Engagé dans les Troupes de Marine en 2001 à l’âge de 20 ans, Yohann Douady intègre le 2e RIMa comme grenadier-voltigeur. Ses premiers déploiements l’amènent en Bosnie-Herzégovine, puis en Côte d’Ivoire, pour des opérations de maintien de la paix parmi des populations encore hantées par les souvenirs de la guerre ou déchirées par des affrontements entre forces rebelles et forces loyalistes.

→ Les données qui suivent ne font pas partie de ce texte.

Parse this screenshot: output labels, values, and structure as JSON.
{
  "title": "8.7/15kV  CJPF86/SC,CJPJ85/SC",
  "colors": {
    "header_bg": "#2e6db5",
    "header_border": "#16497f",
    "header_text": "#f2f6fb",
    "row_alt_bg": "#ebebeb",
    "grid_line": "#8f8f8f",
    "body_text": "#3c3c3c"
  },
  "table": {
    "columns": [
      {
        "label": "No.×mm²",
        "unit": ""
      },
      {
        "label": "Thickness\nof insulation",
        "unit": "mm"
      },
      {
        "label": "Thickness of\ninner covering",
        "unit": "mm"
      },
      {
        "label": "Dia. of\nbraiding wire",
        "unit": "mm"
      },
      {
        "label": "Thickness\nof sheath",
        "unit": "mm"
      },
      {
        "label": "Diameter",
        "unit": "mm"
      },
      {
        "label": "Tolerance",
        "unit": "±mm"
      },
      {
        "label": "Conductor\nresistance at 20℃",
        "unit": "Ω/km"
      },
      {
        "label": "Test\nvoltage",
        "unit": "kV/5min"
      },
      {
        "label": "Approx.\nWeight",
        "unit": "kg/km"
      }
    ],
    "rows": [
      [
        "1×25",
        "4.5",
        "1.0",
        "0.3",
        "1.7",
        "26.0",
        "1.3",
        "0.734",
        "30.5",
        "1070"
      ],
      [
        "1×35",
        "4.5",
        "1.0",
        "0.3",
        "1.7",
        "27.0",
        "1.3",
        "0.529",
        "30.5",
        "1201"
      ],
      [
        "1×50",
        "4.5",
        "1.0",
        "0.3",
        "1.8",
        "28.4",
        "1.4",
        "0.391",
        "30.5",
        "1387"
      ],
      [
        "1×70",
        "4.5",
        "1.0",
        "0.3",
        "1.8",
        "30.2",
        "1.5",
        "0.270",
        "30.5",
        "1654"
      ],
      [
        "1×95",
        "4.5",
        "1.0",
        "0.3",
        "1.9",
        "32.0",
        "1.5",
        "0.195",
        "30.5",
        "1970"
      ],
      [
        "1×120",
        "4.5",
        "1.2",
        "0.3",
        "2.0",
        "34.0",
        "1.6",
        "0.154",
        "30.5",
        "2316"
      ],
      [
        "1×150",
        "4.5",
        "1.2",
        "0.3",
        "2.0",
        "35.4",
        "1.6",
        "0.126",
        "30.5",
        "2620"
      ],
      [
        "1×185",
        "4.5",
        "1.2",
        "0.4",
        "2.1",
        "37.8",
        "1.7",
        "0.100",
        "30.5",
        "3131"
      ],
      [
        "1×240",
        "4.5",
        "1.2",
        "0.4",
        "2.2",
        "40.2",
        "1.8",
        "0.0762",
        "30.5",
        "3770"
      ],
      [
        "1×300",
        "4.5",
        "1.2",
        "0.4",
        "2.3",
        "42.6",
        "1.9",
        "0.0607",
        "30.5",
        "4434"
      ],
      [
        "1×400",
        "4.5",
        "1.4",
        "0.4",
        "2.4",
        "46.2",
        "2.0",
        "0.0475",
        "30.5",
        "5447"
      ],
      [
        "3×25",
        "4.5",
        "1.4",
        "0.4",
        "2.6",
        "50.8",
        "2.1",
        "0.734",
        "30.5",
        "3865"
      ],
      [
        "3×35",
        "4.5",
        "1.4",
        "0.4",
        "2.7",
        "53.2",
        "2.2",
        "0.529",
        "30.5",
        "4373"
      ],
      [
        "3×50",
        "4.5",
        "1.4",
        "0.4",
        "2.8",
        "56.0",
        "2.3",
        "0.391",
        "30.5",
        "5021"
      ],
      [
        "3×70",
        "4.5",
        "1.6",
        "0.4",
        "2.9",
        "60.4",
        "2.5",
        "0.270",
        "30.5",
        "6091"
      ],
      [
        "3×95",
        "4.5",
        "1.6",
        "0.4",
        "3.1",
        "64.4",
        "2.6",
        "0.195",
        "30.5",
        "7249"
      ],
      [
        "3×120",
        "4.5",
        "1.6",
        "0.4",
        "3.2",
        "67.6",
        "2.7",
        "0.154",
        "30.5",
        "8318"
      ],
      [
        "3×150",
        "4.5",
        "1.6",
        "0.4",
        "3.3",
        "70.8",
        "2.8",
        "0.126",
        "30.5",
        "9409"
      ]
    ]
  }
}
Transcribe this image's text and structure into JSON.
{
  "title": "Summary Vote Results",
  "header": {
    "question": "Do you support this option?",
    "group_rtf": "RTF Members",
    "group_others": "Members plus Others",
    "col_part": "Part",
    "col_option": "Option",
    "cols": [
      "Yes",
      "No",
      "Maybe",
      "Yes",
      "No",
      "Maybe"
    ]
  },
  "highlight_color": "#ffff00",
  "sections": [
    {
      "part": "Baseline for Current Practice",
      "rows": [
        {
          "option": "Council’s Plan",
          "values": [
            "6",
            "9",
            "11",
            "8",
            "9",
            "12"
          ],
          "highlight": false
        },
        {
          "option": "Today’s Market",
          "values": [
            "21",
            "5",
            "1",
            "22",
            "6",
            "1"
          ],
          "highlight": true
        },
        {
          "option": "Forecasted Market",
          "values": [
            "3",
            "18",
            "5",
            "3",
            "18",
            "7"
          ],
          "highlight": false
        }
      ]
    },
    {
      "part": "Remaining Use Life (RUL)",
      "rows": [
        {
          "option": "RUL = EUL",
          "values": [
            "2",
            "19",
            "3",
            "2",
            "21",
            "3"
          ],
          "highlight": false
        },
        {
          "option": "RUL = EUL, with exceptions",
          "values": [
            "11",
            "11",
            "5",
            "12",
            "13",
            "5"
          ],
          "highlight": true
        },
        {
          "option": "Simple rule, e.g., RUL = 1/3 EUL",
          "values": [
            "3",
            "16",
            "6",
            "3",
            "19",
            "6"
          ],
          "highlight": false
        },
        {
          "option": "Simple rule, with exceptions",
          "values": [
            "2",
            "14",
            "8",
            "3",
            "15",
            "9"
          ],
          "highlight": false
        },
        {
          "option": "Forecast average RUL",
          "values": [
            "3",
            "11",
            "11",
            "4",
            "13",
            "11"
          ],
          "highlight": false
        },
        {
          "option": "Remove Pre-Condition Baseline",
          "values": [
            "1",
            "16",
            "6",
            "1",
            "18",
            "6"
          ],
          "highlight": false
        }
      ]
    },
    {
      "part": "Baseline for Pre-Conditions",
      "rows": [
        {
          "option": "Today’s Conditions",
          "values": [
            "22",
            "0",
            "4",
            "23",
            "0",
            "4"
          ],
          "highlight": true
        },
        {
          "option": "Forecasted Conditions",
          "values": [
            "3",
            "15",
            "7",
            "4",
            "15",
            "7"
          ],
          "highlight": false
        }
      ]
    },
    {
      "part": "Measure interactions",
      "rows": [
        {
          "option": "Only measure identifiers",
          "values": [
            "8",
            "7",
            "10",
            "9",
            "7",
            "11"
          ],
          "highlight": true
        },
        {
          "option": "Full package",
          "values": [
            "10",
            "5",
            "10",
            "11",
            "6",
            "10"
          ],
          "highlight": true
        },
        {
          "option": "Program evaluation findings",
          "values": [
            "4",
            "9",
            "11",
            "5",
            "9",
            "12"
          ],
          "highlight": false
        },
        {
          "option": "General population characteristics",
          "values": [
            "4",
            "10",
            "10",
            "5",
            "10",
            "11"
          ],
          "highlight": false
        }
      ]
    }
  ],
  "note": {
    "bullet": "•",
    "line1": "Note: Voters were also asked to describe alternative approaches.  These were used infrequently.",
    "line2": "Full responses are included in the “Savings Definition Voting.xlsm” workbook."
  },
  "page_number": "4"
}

En 2004, déployé à nouveau en Côte d’Ivoire, dans la ville de Bouaké, il vit en première ligne les événements dramatiques qui conduisent au bombardement des positions françaises par les Sukhoï SU-25 du président Laurent Gbagbo, puis participe à la charge des troupes de marine sur Abidjan en proie aux émeutes, avant de prendre position avec ses camarades à l’hôtel Ivoire, bientôt assiégé par des milliers de « jeunes patriotes » ivoiriens.

Promu sergent en 2005, transféré à la Compagnie d’éclairage et d’appui dans la section Tireurs d’élite en 2007, Yohann Douady retourne en Côte d’Ivoire avant de se préparer avec son régiment pour un futur déploiement en Afghanistan. Après la préparation opérationnelle et la prise en main du régiment par un nouveau chef de corps, le colonel Heluin, le 2e RIMa s’envole pour la vallée de Tagab en décembre 2010.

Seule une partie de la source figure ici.